If you are hypo, mild depressants (like the weed) flood your brain with T3. This can be a mood elevator for people suffering depression due to hyopthyroidism.
The range your lab uses for TSH (0.27-4.20) is very broad (most labs use a range that we consider too broad). A more reasonable range is 0.3-3.0. Your first TSH is over both your lab's range and the top of the 0.3-3.0 range. The last one is very close to top of range. So, you are looking a little hypo according to TSH. TSH is also very volatile and can vary as much as 70% just with the time of day the blood was drawn.
If you've had GAD all your life, thyroid hormone imbalance could be exacerbating it. Anxiety can be a symptom of both hypo and hyper.
I'd test further.
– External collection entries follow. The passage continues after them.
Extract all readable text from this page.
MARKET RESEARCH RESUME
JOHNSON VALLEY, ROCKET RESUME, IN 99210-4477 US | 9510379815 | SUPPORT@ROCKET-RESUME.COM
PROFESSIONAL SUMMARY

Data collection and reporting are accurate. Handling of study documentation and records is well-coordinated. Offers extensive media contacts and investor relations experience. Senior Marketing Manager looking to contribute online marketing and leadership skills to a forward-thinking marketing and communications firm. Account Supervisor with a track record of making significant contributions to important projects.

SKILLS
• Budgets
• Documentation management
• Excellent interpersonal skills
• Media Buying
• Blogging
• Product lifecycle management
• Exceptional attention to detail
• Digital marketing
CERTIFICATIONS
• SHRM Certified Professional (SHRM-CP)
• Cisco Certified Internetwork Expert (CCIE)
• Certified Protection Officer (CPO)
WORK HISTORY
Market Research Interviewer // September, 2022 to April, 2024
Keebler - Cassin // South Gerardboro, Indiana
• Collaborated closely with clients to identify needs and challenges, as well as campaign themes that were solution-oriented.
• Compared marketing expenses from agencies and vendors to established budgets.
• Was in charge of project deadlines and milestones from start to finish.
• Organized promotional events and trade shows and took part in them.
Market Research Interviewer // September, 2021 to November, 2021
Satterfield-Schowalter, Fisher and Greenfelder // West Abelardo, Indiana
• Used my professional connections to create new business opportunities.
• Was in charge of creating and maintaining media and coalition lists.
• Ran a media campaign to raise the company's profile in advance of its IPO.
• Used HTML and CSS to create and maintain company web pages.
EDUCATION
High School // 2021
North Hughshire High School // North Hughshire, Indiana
You've had two TSH tests that indicate hypo; you have symptoms; TSH has not added much more information.
Magnessium in multi vits do nothing. If it is magnessium oxide, hardly none will be absorbed into the body.
Good magnessium is at least $10 per bottle, mag glycinate is best follwed by mag citrate, there are a few others that fall in between.
And also, this reminds me of the first time I smoked weed (last new year's eve), and about half hour later, I all my muscles were aching, trembling , my heart was racing, lightheadedness, fatigue, and dry mouth. My friends told me that that the weed just made me super anxious. That made me wonder if the docs were right about blaming my symptoms on my GAD.
I take One-A-Day brand, as directed. It has 30 %DV of magnesium.
Interesting about the initial hyper phase of thyroid conditions.
Except as a screening test in asymptomatic individuals, TSH is totally inadequate in the diagnosis of thyroid dysfunction. TSH is a pituitary hormone, a very indirect measure of thyroid status. FREE T3 and FREE T4 are the actual thyroid hormones, and their levels are much more important. Bear in mind with any of these tests that just being in range is often insufficient. For example, FT3 and FT4 often have to be midrange or above for hypo symptom relief.
Many thyroid conditions are characterized by an initial hyper phase (of varying length) followed by a brief return to "normal" and a hypo phase that may or may not be permanent. You might seem to fit that pattern???
In addition to FT3 and FT4, thyroid antibodies should be tested. Autoimmune thyroid disease is the most prevalent cause of thyroid dysfunction in the developed world. These tests are TPOab (thyroid peroxidase antibodies) and TGab (thyroglobulin antibodies), the two markers for Hashi's (hypo, except in early stages) and TSI (thyroid stimulating immunoglobulin), the marker for Graves' (hyper).
FT3, FT4 and the antibody tests would give you a much more comprehensive picture of what your thyroid is doing. They're all relatively inexpensive blood tests.
Have you tried magnesium for your aches?
*All my muscles, but mostly thighs ache.